Humanistic care ability refers to the relevant ability required by nurses to implement nursing humanistic care action, including caring experience ability and caring behavior ability (Liu, 2011). In this study, the score of humanistic caring ability of nursing interns in experimental group was significantly higher than that in control group through narrative nursing education training, and the difference was statistically significant (P < 0.05). It can be seen that in the process of clinical practice teaching, the use of narrative nursing practice teaching model can effectively improve the humanistic care ability of nursing interns. First of all, through the training and application of the five technologies of narrative nursing, namely externalization, deconstruction, rewriting, external witness and treatment documents, nursing interns can be guided to pay attention to the behavioral responses of patients in clinical practice, listen to the voices of patients and their families, understand the pain and needs of patients, and integrate the social roles, cultural backgrounds and personality characteristics of patients. Analyze the connotation and influencing factors of nursing interns’ caring needs, so as to improve their caring experience ability; In addition, through responsibility, care and nursing communication and other content training, nursing interns’ emotional communication ability, spiritual support ability, interpersonal coordination ability and problem solving ability can be fully mobilized to implement humanistic care actions for patients, which can effectively improve nursing interns’ narrative nursing ability. In addition, the training and practice of parallel medical record writing can also enable nursing interns to better understand the disease situation of patients and improve their empathy ability (Chen & Yang, 2019). Moreover, by reviewing and giving feedback to the parallel medical records written by nursing interns, practical teachers can also correct their inappropriate understanding and practice of narrative nursing, thus promoting the continuous improvement of their humanistic care ability.
5. Conclusion
With the continuous progress in the field of medical care, nursing work has placed more emphasis on humanistic care services. In recent years, narrative nursing as a humanistic nursing method has been applied in the clinical practice teaching of nursing interns, opening up a new way to carry out nursing humanistic teaching (Yu et al., 2022; Wang, 2020). In this study, we can conclude that the implementation of narrative nursing education has a positive effect on improving the humanistic care quality of nursing interns.
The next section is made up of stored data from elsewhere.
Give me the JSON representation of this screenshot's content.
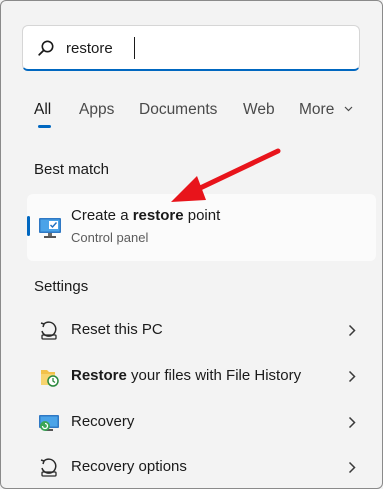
{
  "search": {
    "value": "restore"
  },
  "tabs": [
    {
      "label": "All",
      "active": true
    },
    {
      "label": "Apps"
    },
    {
      "label": "Documents"
    },
    {
      "label": "Web"
    },
    {
      "label": "More"
    }
  ],
  "best_match": {
    "heading": "Best match",
    "title_prefix": "Create a ",
    "title_bold": "restore",
    "title_suffix": " point",
    "subtitle": "Control panel",
    "icon": "monitor-checklist-icon"
  },
  "settings": {
    "heading": "Settings",
    "items": [
      {
        "prefix": "",
        "bold": "",
        "label": "Reset this PC",
        "icon": "reset-pc-icon"
      },
      {
        "prefix": "",
        "bold": "Restore",
        "label": " your files with File History",
        "icon": "file-history-icon"
      },
      {
        "prefix": "",
        "bold": "",
        "label": "Recovery",
        "icon": "recovery-icon"
      },
      {
        "prefix": "",
        "bold": "",
        "label": "Recovery options",
        "icon": "recovery-options-icon"
      }
    ]
  },
  "colors": {
    "accent": "#0067c0",
    "annotation_arrow": "#e8141b"
  }
}
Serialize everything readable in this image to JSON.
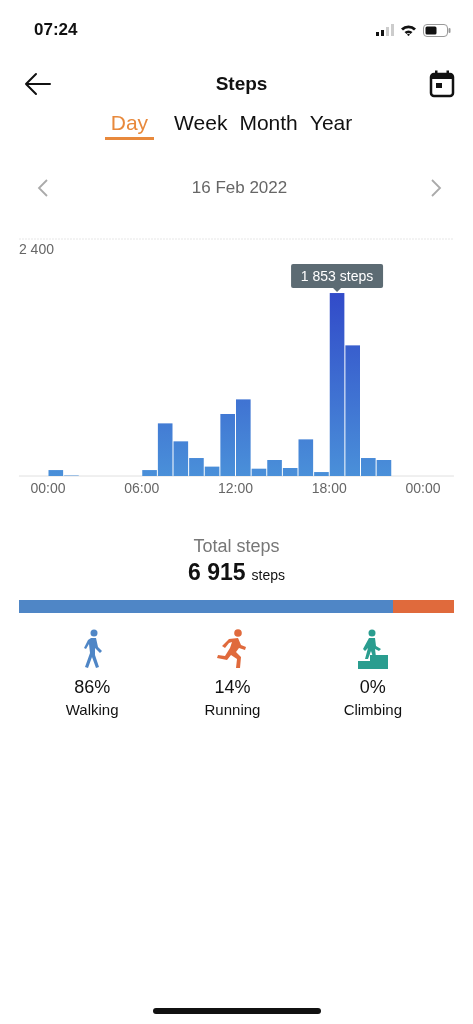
{
  "status_bar": {
    "time": "07:24"
  },
  "header": {
    "title": "Steps"
  },
  "tabs": [
    {
      "label": "Day",
      "selected": true
    },
    {
      "label": "Week",
      "selected": false
    },
    {
      "label": "Month",
      "selected": false
    },
    {
      "label": "Year",
      "selected": false
    }
  ],
  "date_nav": {
    "date": "16 Feb 2022"
  },
  "chart": {
    "top_label": "2 400",
    "tooltip": "1 853 steps",
    "x_labels": [
      "00:00",
      "06:00",
      "12:00",
      "18:00",
      "00:00"
    ]
  },
  "total": {
    "label": "Total steps",
    "value": "6 915",
    "unit": "steps"
  },
  "activities": [
    {
      "kind": "walking",
      "percent": "86%",
      "label": "Walking",
      "color": "#4f86c6"
    },
    {
      "kind": "running",
      "percent": "14%",
      "label": "Running",
      "color": "#e06a3c"
    },
    {
      "kind": "climbing",
      "percent": "0%",
      "label": "Climbing",
      "color": "#2a9d8f"
    }
  ]
}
This study only conducted narrative nursing education research in one medical institution. In the future, the research setting can be expanded to include multiple hospitals across different regions to enhance the generalizability and explore cultural influences on narrative nursing education. In addition, the sample size of this study is small, and it can be continued to increase the sample size and possibly extend duration of the study in the future to examine the long-term impact of narrative nursing education on humanistic care quality. Future studies could also explore potential barriers to improving the understanding of caring knowledge and caring concept through narrative nursing education methods.
Funding
The work was supported by grants from Nursing Research Special fund of the First Affiliated Hospital of Jinan University (Grant No. 2022219).